Original topic: 使用cdc做数据同步,担心需要指定的start ts已经早于gc safe point,怎么处理

| username: TiDBer_20QjYTLl

[TiDB Usage Environment] Production Environment / Testing / PoC
[TiDB Version] 6.5.0
Using CDC for data synchronization, if unexpected situations occur, such as downtime or changefeed task anomalies, and resynchronization is needed, there is a concern that the specified start ts is already earlier than the GC safe point. How should this be handled?
Can tikv_gc_life_time be adjusted?

| username: WalterWj | Original post link

If a CDC task fails, it will default to blocking GC for 24 hours.

| username: TiDBer_20QjYTLl | Original post link

I want to know if there is a way to adjust the frequency of GC. Currently, the database parameter tikv_gc_life_time is 10 minutes, and tikv_gc_safe_point changes every 10 minutes. If the frequency can be lowered, will it affect the overall data storage and memory?

| username: zhanggame1 | Original post link

Extend tikv_gc_life_time, for example, we are currently using 24 hours, and there will be no issues within 24 hours.

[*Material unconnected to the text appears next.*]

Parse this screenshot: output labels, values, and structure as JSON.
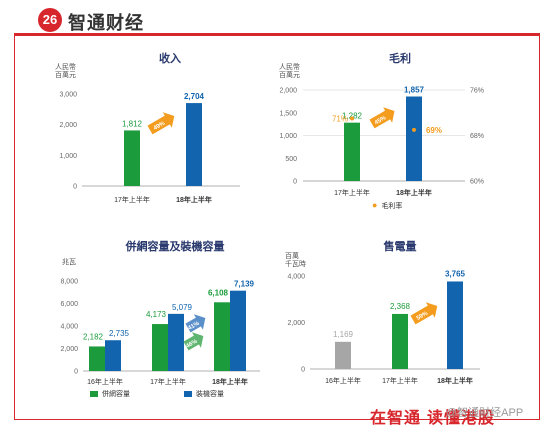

If you extend tikv_gc_life_time and perform a lot of updates and deletes, it will result in a pile of old version data in TiKV, affecting query performance.

| username: TiDBer_20QjYTLl | Original post link

Where can I adjust tikv_gc_life_time? Can I directly modify the mysql.tidb table?

| username: WalterWj | Original post link

系统变量 | PingCAP 文档中心 The new version is a variable parameter, you can directly change it. You can search for it on the official website.

| username: zhanggame1 | Original post link

The above answer is misleading. Here, log in to the database with the root user and execute:
set global tidb_gc_life_time=24h;

| username: TiDBer_5cwU0ltE | Original post link

I think we can do some preparation work to ensure that no unexpected situations occur and there is no downtime…

| username: dba远航 | Original post link

You can adjust tikv_gc_life_time.

| username: Jasper | Original post link

You can adjust gc-ttl for CDC. Its priority is higher than tikv_gc_life_time. This means if your CDC task is stuck, and tikv_gc_life_time is set to 10 minutes while gc-ttl is set to 24 hours, the data will not be garbage collected within 24 hours.
You can refer to the complete configuration below, which includes an explanation of gc-ttl:

| username: redgame | Original post link

The one mentioned by the expert upstairs is more useful, gc-ttl.

| username: zhang_2023 | Original post link

The GC time can be adjusted.

| username: system | Original post link

This topic was automatically closed 60 days after the last reply. New replies are no longer allowed.